Coinbase Global Inc. says it’s not responsible for losses stemming from a security breach, according to an account holder who sued in an attempt to recover $96,000 (R1.75 million) that he says was stolen from him.
Jared Ferguson of Staten Island, New York, claims he received a text from his mobile carrier in May describing a SIM card change request that he hadn’t made.
When he restored service to his iPhone the next day with a new card, Ferguson said he learned that almost his entire life savings was gone from his Coinbase account.
Ferguson argues that under state and federal laws, Coinbase, the largest US cryptocurrency exchange, bears responsibility for unauthorized withdrawals.
But the company has refused to reimburse him, saying in an email that security of passwords and two-factor authentication codes are his responsibility, according to the lawsuit.
Two-factor authentication offers extra security by sending a code, usually to a user’s phone or email.
“Please note you are solely responsible for the security of your e-mail, your passwords, your 2FA codes, and your devices,” Coinbase wrote Ferguson, according to the complaint, filed Monday in San Francisco federal court.

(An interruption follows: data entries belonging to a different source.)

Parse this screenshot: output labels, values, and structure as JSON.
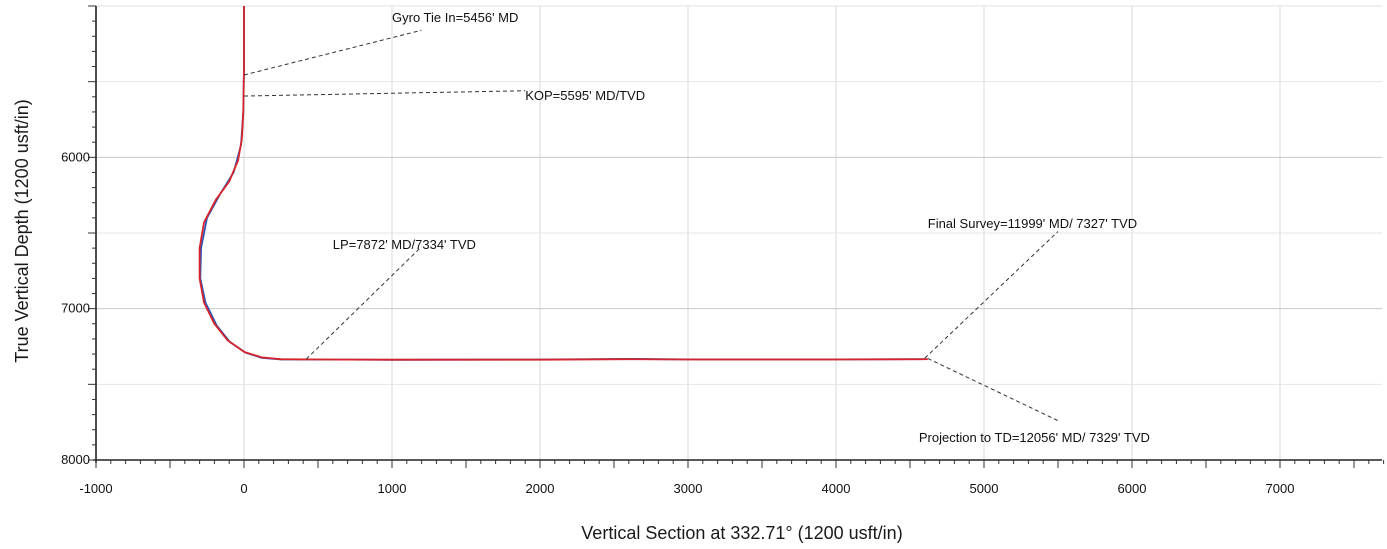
{
  "chart_data": {
    "type": "line",
    "title": "",
    "xlabel": "Vertical Section at 332.71° (1200 usft/in)",
    "ylabel": "True Vertical Depth (1200 usft/in)",
    "xlim": [
      -1000,
      7700
    ],
    "ylim": [
      8000,
      5000
    ],
    "y_inverted": true,
    "grid": true,
    "x_ticks": [
      -1000,
      0,
      1000,
      2000,
      3000,
      4000,
      5000,
      6000,
      7000
    ],
    "x_tick_labels": [
      "-1000",
      "0",
      "1000",
      "2000",
      "3000",
      "4000",
      "5000",
      "6000",
      "7000"
    ],
    "y_ticks": [
      6000,
      7000,
      8000
    ],
    "y_tick_labels": [
      "6000",
      "7000",
      "8000"
    ],
    "series": [
      {
        "color": "#d8232a",
        "points": [
          [
            0,
            5000
          ],
          [
            0,
            5400
          ],
          [
            -5,
            5700
          ],
          [
            -15,
            5880
          ],
          [
            -40,
            6020
          ],
          [
            -100,
            6160
          ],
          [
            -190,
            6280
          ],
          [
            -270,
            6430
          ],
          [
            -300,
            6600
          ],
          [
            -300,
            6800
          ],
          [
            -270,
            6960
          ],
          [
            -200,
            7100
          ],
          [
            -110,
            7210
          ],
          [
            0,
            7285
          ],
          [
            120,
            7322
          ],
          [
            250,
            7334
          ],
          [
            500,
            7336
          ],
          [
            1000,
            7337
          ],
          [
            2000,
            7337
          ],
          [
            2600,
            7334
          ],
          [
            3000,
            7336
          ],
          [
            4000,
            7336
          ],
          [
            4600,
            7334
          ],
          [
            4620,
            7333
          ]
        ]
      },
      {
        "color": "#2c57b8",
        "points": [
          [
            0,
            5000
          ],
          [
            0,
            5400
          ],
          [
            -5,
            5700
          ],
          [
            -20,
            5920
          ],
          [
            -70,
            6100
          ],
          [
            -160,
            6240
          ],
          [
            -250,
            6400
          ],
          [
            -290,
            6600
          ],
          [
            -295,
            6800
          ],
          [
            -260,
            6960
          ],
          [
            -185,
            7110
          ],
          [
            -95,
            7220
          ],
          [
            10,
            7290
          ],
          [
            120,
            7325
          ],
          [
            250,
            7336
          ],
          [
            500,
            7336
          ],
          [
            1000,
            7338
          ],
          [
            2000,
            7336
          ],
          [
            2600,
            7332
          ],
          [
            3000,
            7335
          ],
          [
            4000,
            7335
          ],
          [
            4600,
            7333
          ]
        ]
      }
    ],
    "annotations": [
      {
        "text": "Gyro Tie In=5456' MD",
        "anchor": [
          0,
          5456
        ],
        "elbow": [
          1200,
          5160
        ],
        "label_pos": [
          1000,
          5080
        ]
      },
      {
        "text": "KOP=5595' MD/TVD",
        "anchor": [
          0,
          5595
        ],
        "elbow": [
          1900,
          5560
        ],
        "label_pos": [
          1900,
          5595
        ]
      },
      {
        "text": "LP=7872' MD/7334' TVD",
        "anchor": [
          420,
          7334
        ],
        "elbow": [
          1200,
          6590
        ],
        "label_pos": [
          600,
          6580
        ]
      },
      {
        "text": "Final Survey=11999' MD/ 7327' TVD",
        "anchor": [
          4600,
          7327
        ],
        "elbow": [
          5500,
          6490
        ],
        "label_pos": [
          4620,
          6440
        ]
      },
      {
        "text": "Projection to TD=12056' MD/ 7329' TVD",
        "anchor": [
          4620,
          7329
        ],
        "elbow": [
          5500,
          7740
        ],
        "label_pos": [
          4560,
          7855
        ]
      }
    ]
  }
}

“Coinbase’s email disclaimed any responsibility for the hacking of its customers’ accounts,” Ferguson said.
Ferguson claims Coinbase’s security procedure fails to flag and hold “obviously fraudulent and unauthorized transactions.”
He says his account was drained in less than eight hours from a new device, immediately after his password was reset and from an IP address not previously associated with his account.
Coinbase is reeling from a plunge in trading volume on its exchanges. Investors and speculators alike deserted crypto as one scandal after another drained confidence in digital assets.
At San Francisco-based Coinbase, revenue and trading volume both plummeted in 2022, and the company reported a full-year loss of $2.63 billion.
The company didn’t immediately respond to a request for comment on the lawsuit.